Your multiprocessing code is really over-engineered, and doesn't actually do the work it's supposed to do, anyway. I rewrote it to be simpler, actually do what it's supposed to do, and now it's faster than the simple loop:
import multiprocessing
import time
def add_list(l):
total = 0
counter = 0
for ent in l:
total += ent
counter += 1
return (total, counter)
def split_list(l, n):
# Split `l` into `n` equal lists.
# Borrowed from http://stackoverflow.com/a/2136090/2073595
return [l[i::n] for i in xrange(n)]
if __name__ == '__main__':
start_time = time.time()
numberList = range(1000000):
counter = 0
total = 0
for id in numberList:
total += id
counter += 1
print(counter)
print(total)
print("Finished in Seconds: %s" %(time.time()-start_time))
start_time = time.time()
num_consumers = multiprocessing.cpu_count()

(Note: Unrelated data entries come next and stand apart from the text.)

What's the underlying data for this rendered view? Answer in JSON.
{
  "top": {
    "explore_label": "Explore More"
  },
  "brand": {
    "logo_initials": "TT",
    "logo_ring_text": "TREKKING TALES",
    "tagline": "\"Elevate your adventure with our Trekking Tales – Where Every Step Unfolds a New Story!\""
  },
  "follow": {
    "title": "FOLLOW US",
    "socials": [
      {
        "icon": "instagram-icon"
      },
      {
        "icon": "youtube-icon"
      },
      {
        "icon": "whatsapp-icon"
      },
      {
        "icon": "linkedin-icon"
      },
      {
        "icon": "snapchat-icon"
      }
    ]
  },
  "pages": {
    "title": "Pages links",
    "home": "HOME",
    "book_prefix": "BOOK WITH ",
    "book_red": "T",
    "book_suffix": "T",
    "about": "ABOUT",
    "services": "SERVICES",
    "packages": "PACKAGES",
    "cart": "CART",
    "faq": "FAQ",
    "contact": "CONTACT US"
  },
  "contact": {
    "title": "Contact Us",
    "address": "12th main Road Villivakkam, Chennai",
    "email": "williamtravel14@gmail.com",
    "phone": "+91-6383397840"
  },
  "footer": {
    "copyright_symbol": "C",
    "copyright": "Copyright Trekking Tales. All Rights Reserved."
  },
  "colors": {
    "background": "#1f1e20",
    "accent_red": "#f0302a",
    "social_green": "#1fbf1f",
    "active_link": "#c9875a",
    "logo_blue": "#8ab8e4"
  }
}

# Split the list up so that each consumer can add up a subsection of the list.
lists = split_list(numberList, num_consumers)
p = multiprocessing.Pool(num_consumers)
results = p.map(add_list, lists)
total = 0
counter = 0
# Combine the results each worker returned.
for t, c in results:
total += t
counter += c
print(counter)
print(total)
print("Finished in Seconds: %s" %(time.time()-start_time))
And here's the output:
Standard:
1000000
499999500000
Finished in Seconds: 0.272150039673
Multiprocessing:
1000000
499999500000
Finished in Seconds: 0.238755941391
As @aruisdante noted, you have a very light workload, so the benefits of multiprocessing aren't really felt fully here. If you were doing heavier processing, you'd see a bigger difference.